The modular part of the Optimization Test Environment is mainly designed as scripts without having fixed a script language, so it is possible to use Perl, Python, etc. according to the preference of the user. The scripts are interfaces from the Optimization Test Environment to solvers. They have a simple structure as their task is simply to call a solve command for selected solvers, or simplify the solver output to a unified format for the Optimization Test Environment. A collection of already existing scripts for several solvers, including setup instructions, is available at the Download the Optimization Test Environment page of this website. We explicitly encourage people who have implemented a solve or analyze script for the Optimization Test Environment to send it to the authors who will add it to the website. By the use of scripts the modular part becomes very flexible. For many users default scripts a convenient, but just a few modifications in a script allow for non default adjustment of solver parameters without the need to manipulate code of the Optimization Test Environment. This may significantly improve the performance of a solver.

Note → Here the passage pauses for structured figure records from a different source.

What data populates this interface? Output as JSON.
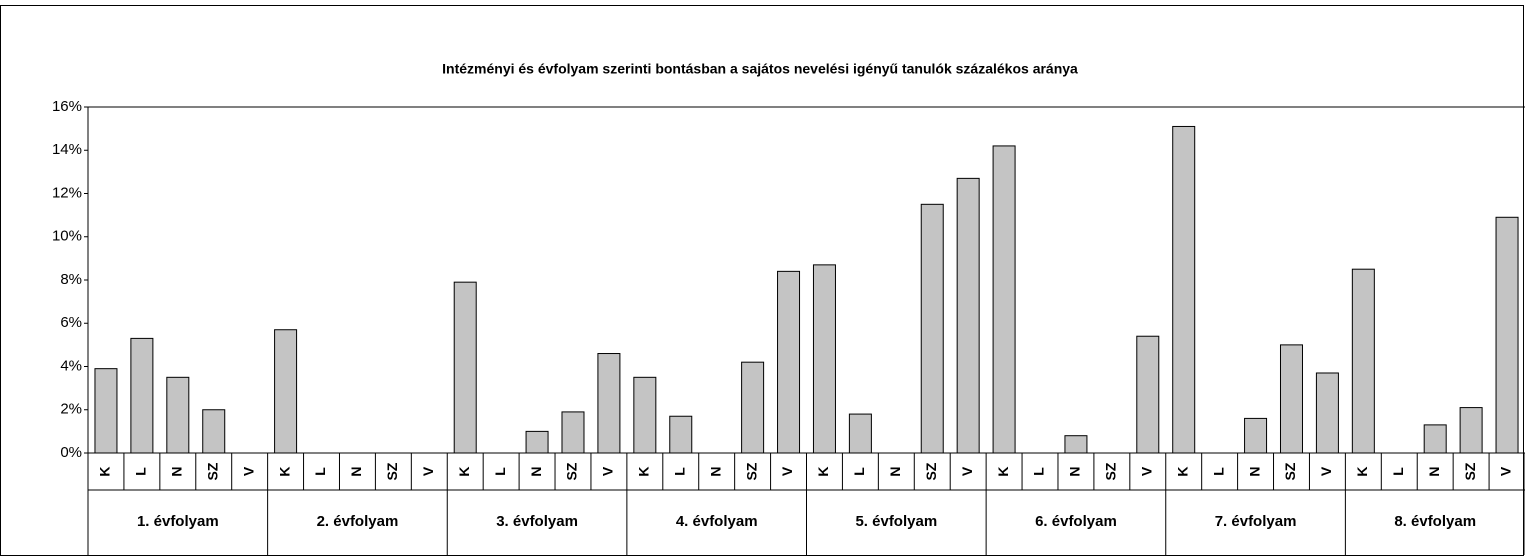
{
  "chart_data": {
    "type": "bar",
    "title": "Intézményi és évfolyam szerinti bontásban a sajátos nevelési igényű tanulók százalékos aránya",
    "categories": [
      "1. évfolyam",
      "2. évfolyam",
      "3. évfolyam",
      "4. évfolyam",
      "5. évfolyam",
      "6. évfolyam",
      "7. évfolyam",
      "8. évfolyam"
    ],
    "subcategories": [
      "K",
      "L",
      "N",
      "SZ",
      "V"
    ],
    "values": [
      [
        3.9,
        5.3,
        3.5,
        2.0,
        null
      ],
      [
        5.7,
        null,
        null,
        null,
        null
      ],
      [
        7.9,
        null,
        1.0,
        1.9,
        4.6
      ],
      [
        3.5,
        1.7,
        null,
        4.2,
        8.4
      ],
      [
        8.7,
        1.8,
        null,
        11.5,
        12.7
      ],
      [
        14.2,
        null,
        0.8,
        null,
        5.4
      ],
      [
        15.1,
        null,
        1.6,
        5.0,
        3.7
      ],
      [
        8.5,
        null,
        1.3,
        2.1,
        10.9
      ]
    ],
    "color": "#c4c4c4",
    "ylim": [
      0,
      16
    ],
    "yticks": [
      {
        "value": 0,
        "label": "0%"
      },
      {
        "value": 2,
        "label": "2%"
      },
      {
        "value": 4,
        "label": "4%"
      },
      {
        "value": 6,
        "label": "6%"
      },
      {
        "value": 8,
        "label": "8%"
      },
      {
        "value": 10,
        "label": "10%"
      },
      {
        "value": 12,
        "label": "12%"
      },
      {
        "value": 14,
        "label": "14%"
      },
      {
        "value": 16,
        "label": "16%"
      }
    ],
    "grid": false
  }
}
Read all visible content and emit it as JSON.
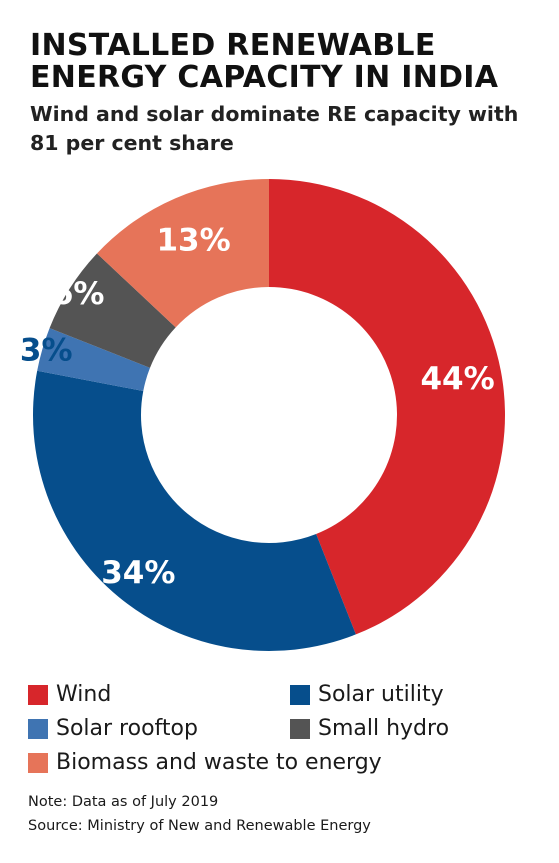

As the problem representation we use Directed Acyclic Graphs (DAGs) from the Coconut Environment. We have decided to choose this format as the Coconut Environment already contains automatic conversion tools from many modeling languages to DAGs and vice versa. The Optimization Test Environment is thus independent from any choice of a modeling language. Nevertheless benchmark problem collections, e.g., given in AMPL such as COPS, can be easily converted to DAGs. The analyzer of the COPS test set allows for solution checks and iterative refinement of solver tolerances. The DAG format enables us to go in the same direction as we are also automatically performing a check of the solutions. With the DAG format, the present version of the Optimization Test Environment excludes test problems that are created in a black box fashion.
Finally, the Optimization Test Environment is managing automated tasks which have to be performed manually in many former test environments. These tasks include an automatic check of solutions, and the generation of LaTeX tables that can be copied and pasted easily in numerical result sections of scientific publications. As mentioned we test especially whether global solutions are obtained and correctly claimed. The results of the Optimization Test Environment also allow for the automated creation of performance profiles.